At SS3, they are preparing you for the SSCE Exams. Everything you have learned will be put to the test in this exam. Topics are randomly selected from all parts of the curriculum, you can’t really tell where the question is coming from.

Maths WAEC is especially tricky for newbies, it usually has two sections, a **theory, **and** objectives** section, the theory part has about five questions which are a mixture of *mandatory* and *optional* questions and are longer in form, while the objectives part have about 100 questions.

Here are a few tips to keep in mind when faced with maths WAEC, whether you are writing it for the first time or you are re-siting the exams, the tips here **are useful** on both accounts.

## Tips For A Successful Maths WAEC

Maths WAEC can be a little intimidating, you may feel stressed especially if this is your first time, but don’t worry, it is normal to feel that way, most students do think that maths is a stressful subject.

But when you are prepared for the exams, it will boost your confidence levels and effectively remove the *stress *part. Below are some tips you should use to conquer maths WAEC.

**Revise On A Daily Basis **

Sitting around and watching TV cannot be one of your daily routines anymore, it has to go, or at least it has to be drastically reduced. Replace it with a revision timetable. You have to revise daily to achieve top scores in the maths WAEC exams.

SSCE Maths is compulsory to get a pass, either a C6 or above in your result to qualify for applying to a university. All the more reason why your full attention is needed before and during the exams.

Focus on reading and practicing what you have learned in class **daily **until you master it. Not only in maths however, practice and read all the other SSCE subjects you are writing.

**Hire A Maths Tutor**

Hiring a maths teacher will greatly improve your chances of success in the SSCE maths exams. A maths tutor **is there to help you revise.** They can answer your questions and help you solve difficult math problems.

The greatest advantage of having a maths tutor is that you get to learn on a **one-on-one **basis with them, they will teach you at your own pace and the lessons are personalized to suit your learning preferences.

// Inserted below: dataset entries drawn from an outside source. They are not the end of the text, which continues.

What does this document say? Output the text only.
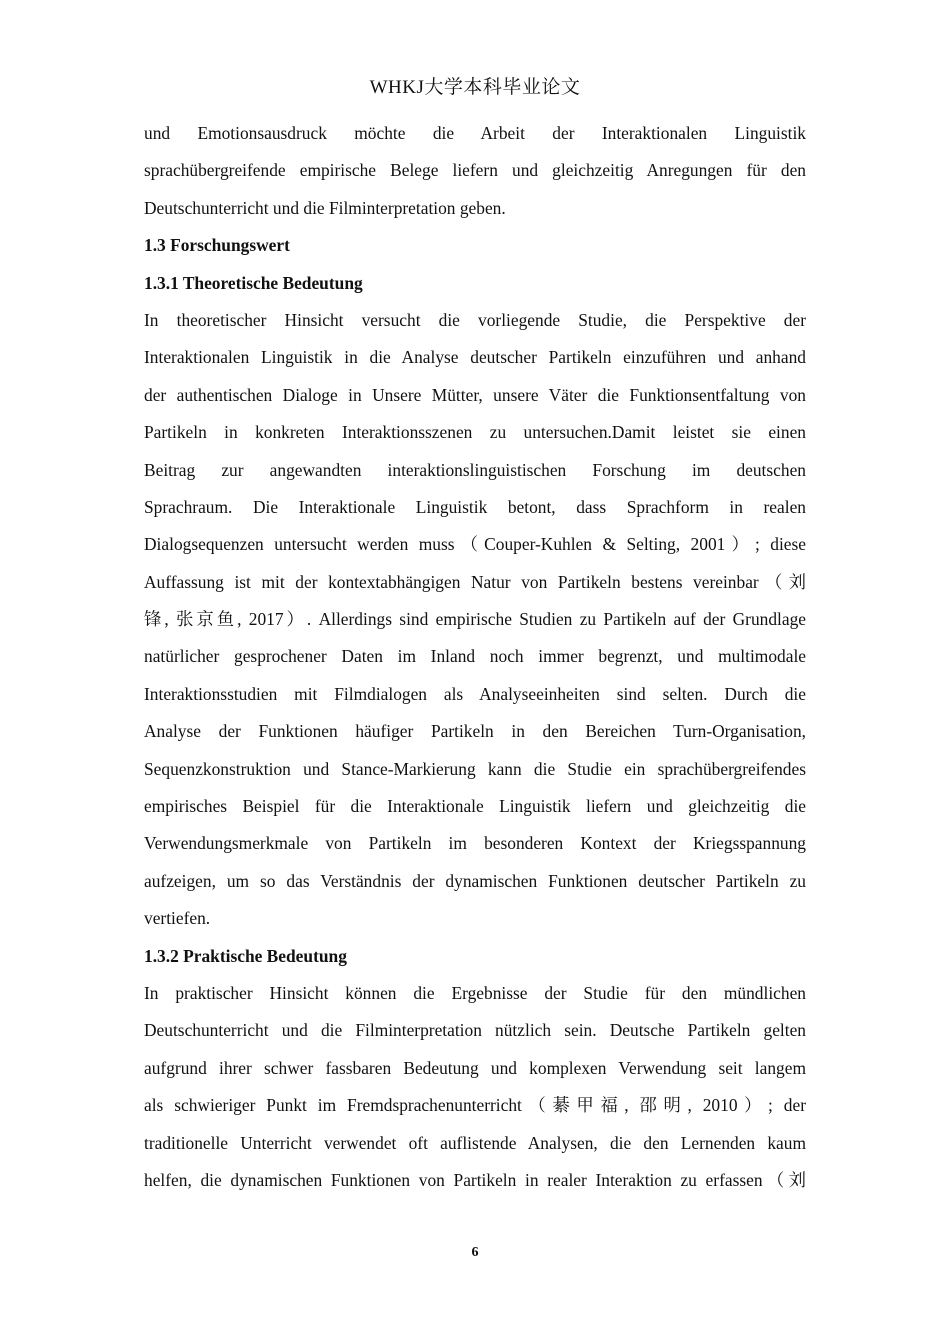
WHKJ大学本科毕业论文
und Emotionsausdruck möchte die Arbeit der Interaktionalen Linguistik
sprachübergreifende empirische Belege liefern und gleichzeitig Anregungen für den
Deutschunterricht und die Filminterpretation geben.
1.3 Forschungswert
1.3.1 Theoretische Bedeutung
In theoretischer Hinsicht versucht die vorliegende Studie, die Perspektive der
Interaktionalen Linguistik in die Analyse deutscher Partikeln einzuführen und anhand
der authentischen Dialoge in Unsere Mütter, unsere Väter die Funktionsentfaltung von
Partikeln in konkreten Interaktionsszenen zu untersuchen.Damit leistet sie einen
Beitrag zur angewandten interaktionslinguistischen Forschung im deutschen
Sprachraum. Die Interaktionale Linguistik betont, dass Sprachform in realen
Dialogsequenzen untersucht werden muss（Couper-Kuhlen & Selting, 2001）; diese
Auffassung ist mit der kontextabhängigen Natur von Partikeln bestens vereinbar（刘
锋, 张京鱼, 2017）. Allerdings sind empirische Studien zu Partikeln auf der Grundlage
natürlicher gesprochener Daten im Inland noch immer begrenzt, und multimodale
Interaktionsstudien mit Filmdialogen als Analyseeinheiten sind selten. Durch die
Analyse der Funktionen häufiger Partikeln in den Bereichen Turn-Organisation,
Sequenzkonstruktion und Stance-Markierung kann die Studie ein sprachübergreifendes
empirisches Beispiel für die Interaktionale Linguistik liefern und gleichzeitig die
Verwendungsmerkmale von Partikeln im besonderen Kontext der Kriegsspannung
aufzeigen, um so das Verständnis der dynamischen Funktionen deutscher Partikeln zu
vertiefen.
1.3.2 Praktische Bedeutung
In praktischer Hinsicht können die Ergebnisse der Studie für den mündlichen
Deutschunterricht und die Filminterpretation nützlich sein. Deutsche Partikeln gelten
aufgrund ihrer schwer fassbaren Bedeutung und komplexen Verwendung seit langem
als schwieriger Punkt im Fremdsprachenunterricht（綦甲福, 邵明, 2010）; der
traditionelle Unterricht verwendet oft auflistende Analysen, die den Lernenden kaum
helfen, die dynamischen Funktionen von Partikeln in realer Interaktion zu erfassen（刘
6
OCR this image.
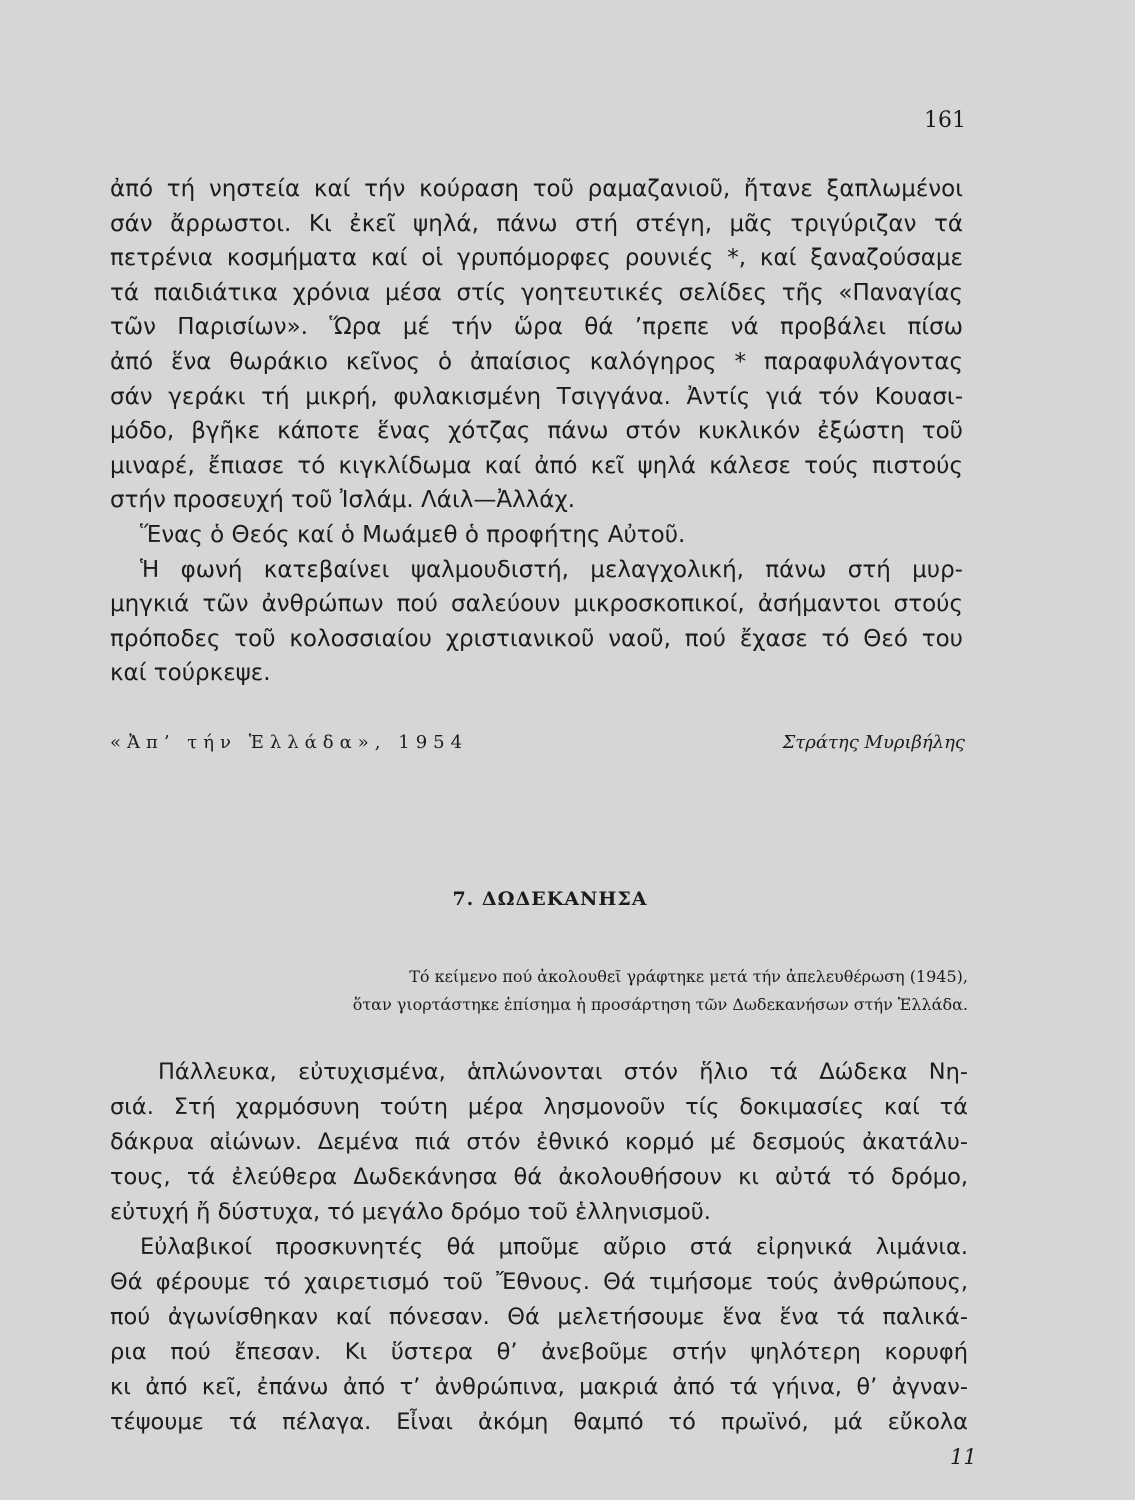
161
ἀπό τή νηστεία καί τήν κούραση τοῦ ραμαζανιοῦ, ἤτανε ξαπλωμένοι
σάν ἄρρωστοι. Κι ἐκεῖ ψηλά, πάνω στή στέγη, μᾶς τριγύριζαν τά
πετρένια κοσμήματα καί οἱ γρυπόμορφες ρουνιές *, καί ξαναζούσαμε
τά παιδιάτικα χρόνια μέσα στίς γοητευτικές σελίδες τῆς «Παναγίας
τῶν Παρισίων». Ὥρα μέ τήν ὥρα θά ’πρεπε νά προβάλει πίσω
ἀπό ἕνα θωράκιο κεῖνος ὁ ἀπαίσιος καλόγηρος * παραφυλάγοντας
σάν γεράκι τή μικρή, φυλακισμένη Τσιγγάνα. Ἀντίς γιά τόν Κουασι-
μόδο, βγῆκε κάποτε ἕνας χότζας πάνω στόν κυκλικόν ἐξώστη τοῦ
μιναρέ, ἔπιασε τό κιγκλίδωμα καί ἀπό κεῖ ψηλά κάλεσε τούς πιστούς
στήν προσευχή τοῦ Ἰσλάμ. Λάιλ—Ἀλλάχ.
Ἕνας ὁ Θεός καί ὁ Μωάμεθ ὁ προφήτης Αὐτοῦ.
Ἡ φωνή κατεβαίνει ψαλμουδιστή, μελαγχολική, πάνω στή μυρ-
μηγκιά τῶν ἀνθρώπων πού σαλεύουν μικροσκοπικοί, ἀσήμαντοι στούς
πρόποδες τοῦ κολοσσιαίου χριστιανικοῦ ναοῦ, πού ἔχασε τό Θεό του
καί τούρκεψε.
«Ἀπ’ τήν Ἑλλάδα», 1954	Στράτης Μυριβήλης
7. ΔΩΔΕΚΑΝΗΣΑ
Τό κείμενο πού ἀκολουθεῖ γράφτηκε μετά τήν ἀπελευθέρωση (1945),
ὅταν γιορτάστηκε ἐπίσημα ἡ προσάρτηση τῶν Δωδεκανήσων στήν Ἑλλάδα.
Πάλλευκα, εὐτυχισμένα, ἁπλώνονται στόν ἥλιο τά Δώδεκα Νη-
σιά. Στή χαρμόσυνη τούτη μέρα λησμονοῦν τίς δοκιμασίες καί τά
δάκρυα αἰώνων. Δεμένα πιά στόν ἐθνικό κορμό μέ δεσμούς ἀκατάλυ-
τους, τά ἐλεύθερα Δωδεκάνησα θά ἀκολουθήσουν κι αὐτά τό δρόμο,
εὐτυχή ἤ δύστυχα, τό μεγάλο δρόμο τοῦ ἑλληνισμοῦ.
Εὐλαβικοί προσκυνητές θά μποῦμε αὔριο στά εἰρηνικά λιμάνια.
Θά φέρουμε τό χαιρετισμό τοῦ Ἔθνους. Θά τιμήσομε τούς ἀνθρώπους,
πού ἀγωνίσθηκαν καί πόνεσαν. Θά μελετήσουμε ἕνα ἕνα τά παλικά-
ρια πού ἔπεσαν. Κι ὕστερα θ’ ἀνεβοῦμε στήν ψηλότερη κορυφή
κι ἀπό κεῖ, ἐπάνω ἀπό τ’ ἀνθρώπινα, μακριά ἀπό τά γήινα, θ’ ἀγναν-
τέψουμε τά πέλαγα. Εἶναι ἀκόμη θαμπό τό πρωϊνό, μά εὔκολα
11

You can find a tutor online and even **take the lessons online** if you wish, you don’t have to go to a tutor's place and he doesn’t have to come to yours. Both of you can just plug in your laptops and enjoy the lesson via webcam. You can find tutors on websites such as ours, Superprof, we have maths tutors in Nigeria and from all over the globe. Take your pick.

**Get Maths WAEC Past Papers**

One of the most effective revision methods is to find maths WAEC past papers to practice with. They let you have a feel of the exam even before it commences.

That is an advantage you won’t get from any textbook or *copied* *note*. When you are in SS3, some lesson periods will be dedicated wholly to revising with past papers. You can download maths WAEC past papers from the official WAEC/WASSCE website here.

**Learn Maths Online**

The internet is a student’s best friend. It is a great repository of knowledge **so use it wisely during the **maths WAEC exams. Websites such as BBC’s bitesize and khanacademy.org, are great examples of places you can go to learn more maths. Some of the websites have tests you can take after every chapter or reading session.

## Advanced Level Maths; What To Expect

After your secondary school maths, it is time to move on to mathematics at the university level, known as *advanced level maths *or simply A level maths. It is more difficult, the equations become more complex and the topics become even more challenging.

Some of the topics in this A level maths are going to be extensions of topics you have already covered in secondary school, **but for the most part,** you will be dealing with new topics. You may be lucky enough to have known some of them while learning *further maths *in secondary school.

The maths A level curriculum includes topics such as **matrix, vectors, differentiation, geometry and mechanics.** With A level maths, you are required to take the initiative in learning, so you won’t be reminded to take a book, or be given special attention, etc. Just know that when it comes to university maths, your fate rests in your hands.